Lo cierto era que Ivy tenía pánico a volar y nunca antes había mostrado interés alguno por la geografía más allá de Londres. Incluso dentro de esta, su preocupación geográfica se concentraba básicamente en la calle Bond y en Oxford Circus, por razones pecuniarias evidentes. Alexia Maccon no era tan inocente como para no darse cuenta de que el interés de su amiga procedía de la presencia de Tunstell.
—Solo si estás segura de que tu madre y tu prometido pueden pasar unos días sin ti —dijo lady Maccon, enfatizando al segundo con la esperanza de recordarle su compromiso y así hacerle entrar en razón.
Los ojos de la señorita Hisselpenny brillaron.
—¡Oh, gracias, Alexia!
Y se acabaron los razonamientos. Por la expresión de su cara, Felicity bien podría haberse tragado una anguila viva.
Lady Maccon suspiró. Si tenía que llevarse a Felicity consigo, hacer lo propio con la señorita Hisselpenny tampoco suponía una gran diferencia.
—Por todos los santos —exclamó—, ¿es que de pronto soy la encargada de organizar la Convención Internacional de Señoritas en Dirigible?
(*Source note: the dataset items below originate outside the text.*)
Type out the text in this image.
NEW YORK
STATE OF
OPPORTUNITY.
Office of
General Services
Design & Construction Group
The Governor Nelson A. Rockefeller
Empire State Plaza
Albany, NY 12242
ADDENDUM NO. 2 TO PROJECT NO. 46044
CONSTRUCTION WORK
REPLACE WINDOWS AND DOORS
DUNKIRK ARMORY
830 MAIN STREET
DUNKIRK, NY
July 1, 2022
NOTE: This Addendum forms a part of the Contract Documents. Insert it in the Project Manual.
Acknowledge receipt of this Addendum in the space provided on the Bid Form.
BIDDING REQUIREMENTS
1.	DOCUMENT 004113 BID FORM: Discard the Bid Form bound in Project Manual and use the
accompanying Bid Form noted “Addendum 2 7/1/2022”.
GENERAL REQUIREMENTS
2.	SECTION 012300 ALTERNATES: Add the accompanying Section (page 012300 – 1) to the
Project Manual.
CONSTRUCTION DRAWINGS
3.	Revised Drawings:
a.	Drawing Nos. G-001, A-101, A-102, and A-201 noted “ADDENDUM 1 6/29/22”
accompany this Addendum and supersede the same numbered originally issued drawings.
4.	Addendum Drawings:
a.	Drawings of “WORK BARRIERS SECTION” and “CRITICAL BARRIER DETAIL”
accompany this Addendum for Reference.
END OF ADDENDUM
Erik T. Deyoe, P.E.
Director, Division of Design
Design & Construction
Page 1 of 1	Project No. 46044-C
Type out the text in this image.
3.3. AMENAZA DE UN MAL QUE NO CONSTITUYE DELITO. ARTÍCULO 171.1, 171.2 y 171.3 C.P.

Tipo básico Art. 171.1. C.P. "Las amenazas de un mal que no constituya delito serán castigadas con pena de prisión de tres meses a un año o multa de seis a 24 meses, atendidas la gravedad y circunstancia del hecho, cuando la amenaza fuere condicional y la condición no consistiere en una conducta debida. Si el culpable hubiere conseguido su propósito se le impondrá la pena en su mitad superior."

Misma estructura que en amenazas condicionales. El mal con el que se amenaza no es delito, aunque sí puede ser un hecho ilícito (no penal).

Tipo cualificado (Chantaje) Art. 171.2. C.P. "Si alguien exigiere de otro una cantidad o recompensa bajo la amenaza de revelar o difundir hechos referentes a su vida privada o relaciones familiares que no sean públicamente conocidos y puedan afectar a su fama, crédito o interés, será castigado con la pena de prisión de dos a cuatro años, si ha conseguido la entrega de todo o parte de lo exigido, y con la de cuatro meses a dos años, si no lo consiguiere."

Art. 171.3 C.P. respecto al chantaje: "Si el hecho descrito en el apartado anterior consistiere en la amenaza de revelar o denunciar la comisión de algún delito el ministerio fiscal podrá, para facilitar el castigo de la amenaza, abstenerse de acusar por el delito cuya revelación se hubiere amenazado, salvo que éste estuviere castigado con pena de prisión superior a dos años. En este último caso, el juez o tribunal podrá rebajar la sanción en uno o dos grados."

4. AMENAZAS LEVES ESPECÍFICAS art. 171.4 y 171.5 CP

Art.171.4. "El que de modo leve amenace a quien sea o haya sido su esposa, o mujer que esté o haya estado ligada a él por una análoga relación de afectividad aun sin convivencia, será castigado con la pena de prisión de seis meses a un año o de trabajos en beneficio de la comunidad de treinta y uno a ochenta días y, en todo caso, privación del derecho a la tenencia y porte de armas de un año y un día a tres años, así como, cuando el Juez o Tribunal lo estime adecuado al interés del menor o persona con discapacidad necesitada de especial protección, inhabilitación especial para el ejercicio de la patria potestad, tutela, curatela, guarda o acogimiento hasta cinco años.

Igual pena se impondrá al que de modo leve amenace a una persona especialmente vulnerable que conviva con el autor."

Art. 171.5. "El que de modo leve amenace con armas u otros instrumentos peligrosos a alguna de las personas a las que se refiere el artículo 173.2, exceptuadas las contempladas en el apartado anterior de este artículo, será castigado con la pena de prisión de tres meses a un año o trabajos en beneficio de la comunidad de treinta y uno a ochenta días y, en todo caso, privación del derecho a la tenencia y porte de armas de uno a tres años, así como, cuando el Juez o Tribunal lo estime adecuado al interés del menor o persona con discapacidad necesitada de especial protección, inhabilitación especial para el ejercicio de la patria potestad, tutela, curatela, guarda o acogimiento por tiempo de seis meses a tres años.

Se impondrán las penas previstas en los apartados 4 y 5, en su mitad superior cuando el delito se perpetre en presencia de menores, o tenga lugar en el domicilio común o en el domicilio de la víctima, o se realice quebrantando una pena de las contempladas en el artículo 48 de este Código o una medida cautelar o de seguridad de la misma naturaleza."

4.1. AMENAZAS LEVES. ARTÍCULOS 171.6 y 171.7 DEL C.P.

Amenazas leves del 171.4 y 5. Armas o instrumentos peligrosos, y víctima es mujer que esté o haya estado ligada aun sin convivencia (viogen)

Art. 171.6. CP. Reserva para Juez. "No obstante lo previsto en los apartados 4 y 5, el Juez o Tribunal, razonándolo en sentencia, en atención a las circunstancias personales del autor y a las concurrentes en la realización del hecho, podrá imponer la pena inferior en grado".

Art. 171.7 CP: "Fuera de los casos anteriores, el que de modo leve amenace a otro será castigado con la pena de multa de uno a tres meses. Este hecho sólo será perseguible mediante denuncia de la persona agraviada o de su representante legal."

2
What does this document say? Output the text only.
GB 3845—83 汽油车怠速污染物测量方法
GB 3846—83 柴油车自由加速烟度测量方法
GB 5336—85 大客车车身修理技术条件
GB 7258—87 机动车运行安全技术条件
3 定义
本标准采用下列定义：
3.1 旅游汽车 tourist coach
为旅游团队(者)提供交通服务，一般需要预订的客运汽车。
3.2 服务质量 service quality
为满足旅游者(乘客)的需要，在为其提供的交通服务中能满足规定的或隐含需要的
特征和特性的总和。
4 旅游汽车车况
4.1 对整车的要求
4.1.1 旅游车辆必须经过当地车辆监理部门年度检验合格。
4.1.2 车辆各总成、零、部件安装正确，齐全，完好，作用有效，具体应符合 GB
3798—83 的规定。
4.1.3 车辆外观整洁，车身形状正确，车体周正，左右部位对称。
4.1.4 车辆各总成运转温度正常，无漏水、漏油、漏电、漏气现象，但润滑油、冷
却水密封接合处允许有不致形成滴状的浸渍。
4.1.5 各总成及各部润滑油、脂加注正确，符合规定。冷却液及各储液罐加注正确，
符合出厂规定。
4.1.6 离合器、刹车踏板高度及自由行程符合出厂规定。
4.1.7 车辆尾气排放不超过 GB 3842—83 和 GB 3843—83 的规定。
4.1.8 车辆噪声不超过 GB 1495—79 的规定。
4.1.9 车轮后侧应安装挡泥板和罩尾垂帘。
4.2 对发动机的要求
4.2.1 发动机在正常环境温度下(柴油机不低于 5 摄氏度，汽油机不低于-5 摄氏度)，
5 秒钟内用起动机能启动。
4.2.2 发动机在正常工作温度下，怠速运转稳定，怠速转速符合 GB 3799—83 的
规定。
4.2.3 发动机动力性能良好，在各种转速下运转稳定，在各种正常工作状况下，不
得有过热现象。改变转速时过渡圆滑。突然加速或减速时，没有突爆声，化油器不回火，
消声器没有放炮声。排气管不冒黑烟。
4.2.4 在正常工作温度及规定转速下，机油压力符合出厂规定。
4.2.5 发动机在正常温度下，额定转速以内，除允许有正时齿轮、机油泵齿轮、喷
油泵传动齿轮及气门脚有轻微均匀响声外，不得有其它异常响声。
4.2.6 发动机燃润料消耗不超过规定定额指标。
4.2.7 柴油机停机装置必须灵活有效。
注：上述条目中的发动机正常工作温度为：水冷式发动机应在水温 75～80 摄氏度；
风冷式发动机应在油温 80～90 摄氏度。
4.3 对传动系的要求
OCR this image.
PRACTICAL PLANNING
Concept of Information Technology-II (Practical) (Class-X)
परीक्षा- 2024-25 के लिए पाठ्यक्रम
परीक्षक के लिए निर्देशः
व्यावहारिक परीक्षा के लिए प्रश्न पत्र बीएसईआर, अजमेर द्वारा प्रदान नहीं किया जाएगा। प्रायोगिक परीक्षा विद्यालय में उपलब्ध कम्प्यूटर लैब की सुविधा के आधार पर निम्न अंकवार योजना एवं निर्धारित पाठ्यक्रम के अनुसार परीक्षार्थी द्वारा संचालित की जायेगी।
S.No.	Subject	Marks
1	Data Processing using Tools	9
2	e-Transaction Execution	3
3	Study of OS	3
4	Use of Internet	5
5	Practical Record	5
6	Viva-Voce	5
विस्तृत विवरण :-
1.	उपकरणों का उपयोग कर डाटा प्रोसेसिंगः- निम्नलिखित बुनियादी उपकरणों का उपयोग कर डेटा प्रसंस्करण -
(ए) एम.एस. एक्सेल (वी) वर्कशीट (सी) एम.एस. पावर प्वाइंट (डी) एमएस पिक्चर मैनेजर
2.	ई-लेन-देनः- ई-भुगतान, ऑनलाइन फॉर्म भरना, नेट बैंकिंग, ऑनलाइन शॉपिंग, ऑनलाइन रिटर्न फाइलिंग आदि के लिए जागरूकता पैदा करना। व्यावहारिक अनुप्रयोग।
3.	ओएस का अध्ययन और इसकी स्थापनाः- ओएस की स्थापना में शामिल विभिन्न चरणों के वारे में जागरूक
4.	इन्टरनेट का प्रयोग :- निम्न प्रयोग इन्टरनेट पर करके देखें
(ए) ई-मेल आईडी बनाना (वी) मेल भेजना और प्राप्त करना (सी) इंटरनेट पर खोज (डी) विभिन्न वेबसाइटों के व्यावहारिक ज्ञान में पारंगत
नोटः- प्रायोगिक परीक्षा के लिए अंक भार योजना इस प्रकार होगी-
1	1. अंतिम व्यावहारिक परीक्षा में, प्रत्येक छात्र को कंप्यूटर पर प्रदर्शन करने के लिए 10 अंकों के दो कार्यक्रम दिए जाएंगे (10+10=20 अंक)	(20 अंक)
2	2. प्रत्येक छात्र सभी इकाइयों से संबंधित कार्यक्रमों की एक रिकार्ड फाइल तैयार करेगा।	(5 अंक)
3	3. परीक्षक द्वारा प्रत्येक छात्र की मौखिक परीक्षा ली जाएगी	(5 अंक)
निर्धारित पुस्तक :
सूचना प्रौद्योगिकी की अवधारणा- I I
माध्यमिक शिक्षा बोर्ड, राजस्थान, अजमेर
Felicity le dedicó una mirada inescrutable e Ivy sonrió satisfecha.
—Debería regresar a la ciudad para obtener el permiso de mamá y preparar el equipaje. ¿A qué hora salimos?
Lady Maccon le dijo la hora y Ivy salió corriendo por la puerta principal, sin ni siquiera haber informado a su amiga del verdadero motivo de su visita.
—Me muero por ver qué sombrero escoge esa mujer para volar —dijo Felicity.